Tears blurred her vision and she wiped them away.
They reached each other and she threw her arms around him.
“How are the injured?” he asked.
“One died. One’s hanging on. Barely.”
“I brought trucks. We’re taking everyone out of here, into the mountain.”
“Have you found Harold?”
“Not yet.”
“What about Theresa and Ben?”
He shook his head.
Tears were running down her face and her eyes were shut tight and Ethan kept saying her name, kept saying that everything would be okay, but she couldn’t stop crying and she wouldn’t let him go.
ETHA
N
As he held Kate, he glimpsed a man walking down Tenth Street in a long, black duster that fell to his ankles, his face hidden under a black cowboy hat and a long, unkempt beard.
Ethan said, “Who the hell is that?”
Kate turned her head. “I’ve never seen him before.”
Ethan started across the schoolyard, scaled the fence, and moved out into the middle of the street.
The man in black carried a Winchester rifle, which rested against his shoulder, and his shuffling gait scraped his boots across the pavement.

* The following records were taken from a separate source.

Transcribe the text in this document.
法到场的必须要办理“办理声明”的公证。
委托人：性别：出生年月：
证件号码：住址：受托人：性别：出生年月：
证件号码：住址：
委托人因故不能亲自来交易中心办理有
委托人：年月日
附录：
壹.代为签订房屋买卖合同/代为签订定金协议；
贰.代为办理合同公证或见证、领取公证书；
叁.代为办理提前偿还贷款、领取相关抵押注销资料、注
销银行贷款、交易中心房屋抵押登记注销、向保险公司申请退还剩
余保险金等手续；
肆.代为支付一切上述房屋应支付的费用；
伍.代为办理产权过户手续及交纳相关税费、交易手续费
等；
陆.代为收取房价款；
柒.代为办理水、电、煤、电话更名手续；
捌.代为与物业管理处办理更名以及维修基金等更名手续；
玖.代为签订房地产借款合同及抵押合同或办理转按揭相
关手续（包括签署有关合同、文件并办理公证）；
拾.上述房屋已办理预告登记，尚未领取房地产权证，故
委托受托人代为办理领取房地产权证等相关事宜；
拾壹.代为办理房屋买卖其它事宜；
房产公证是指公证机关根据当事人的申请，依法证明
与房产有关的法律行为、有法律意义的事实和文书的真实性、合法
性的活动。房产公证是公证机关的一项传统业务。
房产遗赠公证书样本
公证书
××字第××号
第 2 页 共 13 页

He stopped several feet away from Ethan—a haggard, vile-smelling specimen. He would’ve looked like a homeless eccentric were it not for his eyes. No insanity there. Just clear, lucid intensity.
The man said, “Well goddamn, Ethan.”
“I’m sorry, do we know each other?”
Ethan just glimpsed the man’s smile through the shambles of his beard.

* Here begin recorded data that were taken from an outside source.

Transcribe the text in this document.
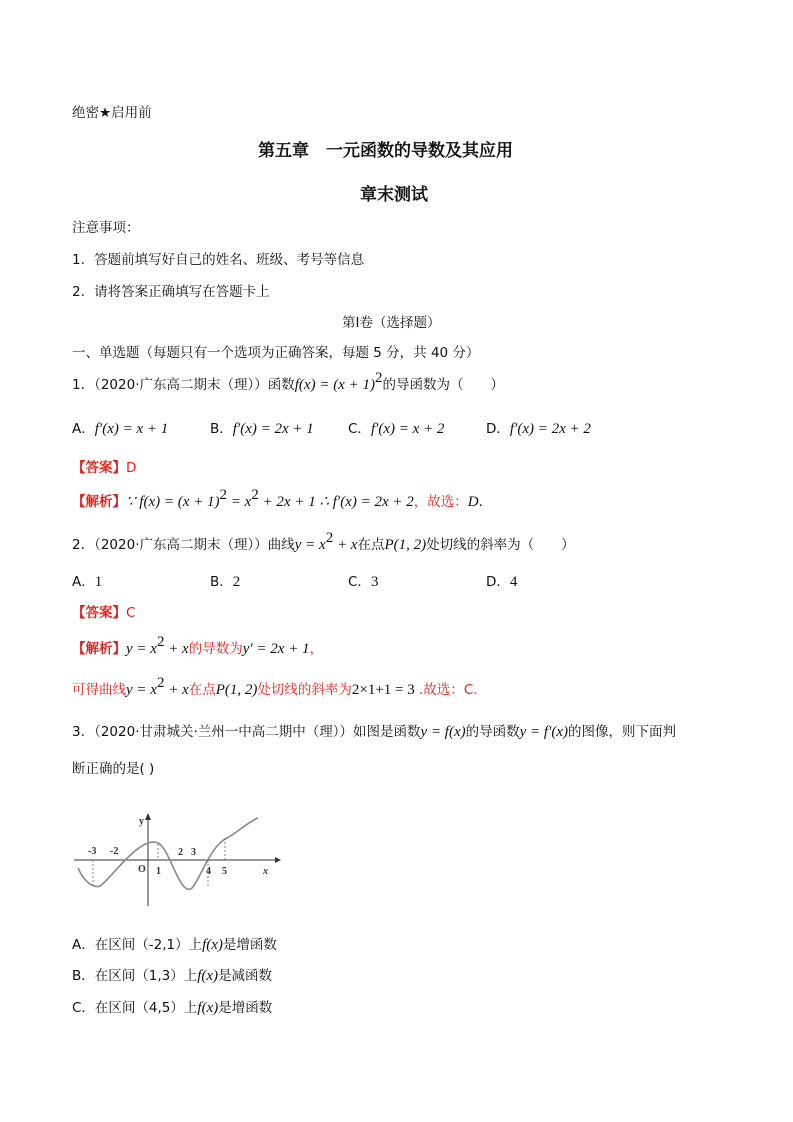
绝密★启用前
第五章　一元函数的导数及其应用
章末测试
注意事项：
1．答题前填写好自己的姓名、班级、考号等信息
2．请将答案正确填写在答题卡上
第I卷（选择题）
一、单选题（每题只有一个选项为正确答案，每题 5 分，共 40 分）
1．（2020·广东高二期末（理））函数$f(x) = (x + 1)^2$的导函数为（　　）
A．f′(x) = x + 1	B．f′(x) = 2x + 1	C．f′(x) = x + 2	D．f′(x) = 2x + 2
【答案】D
【解析】∵ $f(x) = (x + 1)^2 = x^2 + 2x + 1$ ∴ f′(x) = 2x + 2，故选：D.
2．（2020·广东高二期末（理））曲线$y = x^2 + x$在点P(1, 2)处切线的斜率为（　　）
A．1	B．2	C．3	D．4
【答案】C
【解析】$y = x^2 + x$的导数为y′ = 2x + 1，
可得曲线$y = x^2 + x$在点P(1, 2)处切线的斜率为2×1+1 = 3 .故选：C.
3．（2020·甘肃城关·兰州一中高二期中（理））如图是函数y = f(x)的导函数y = f′(x)的图像，则下面判
断正确的是( )
y
-3 -2
O 1
2 3
4 5	x
A．在区间（-2,1）上f(x)是增函数
B．在区间（1,3）上f(x)是减函数
C．在区间（4,5）上f(x)是增函数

“Do we know each other?” the man laughed, his voice scratchy, like his larynx had been wrapped in sandpaper. “I’ll give you a hint. Last time we spoke, I sent you here.”
Recognition fired in Ethan’s brain.
Synapses connecting the dots.
He cocked his head and said, “Adam?”
“So what I hear, you started this mess.”
“You’ve been in town all this time?”
“No, no. I just got back.”
“Back from where?”
“Out there. Beyond.”
“You’re a nomad?”
“I’ve been gone three and a half years. Came back through the fence yesterday at dawn.”
“Adam—”
“I know you have questions, but if you’re looking for your family, I found them last night.”
“Where?”
“Theresa had locked herself and Ben into the jail cell in the sheriff’s station.”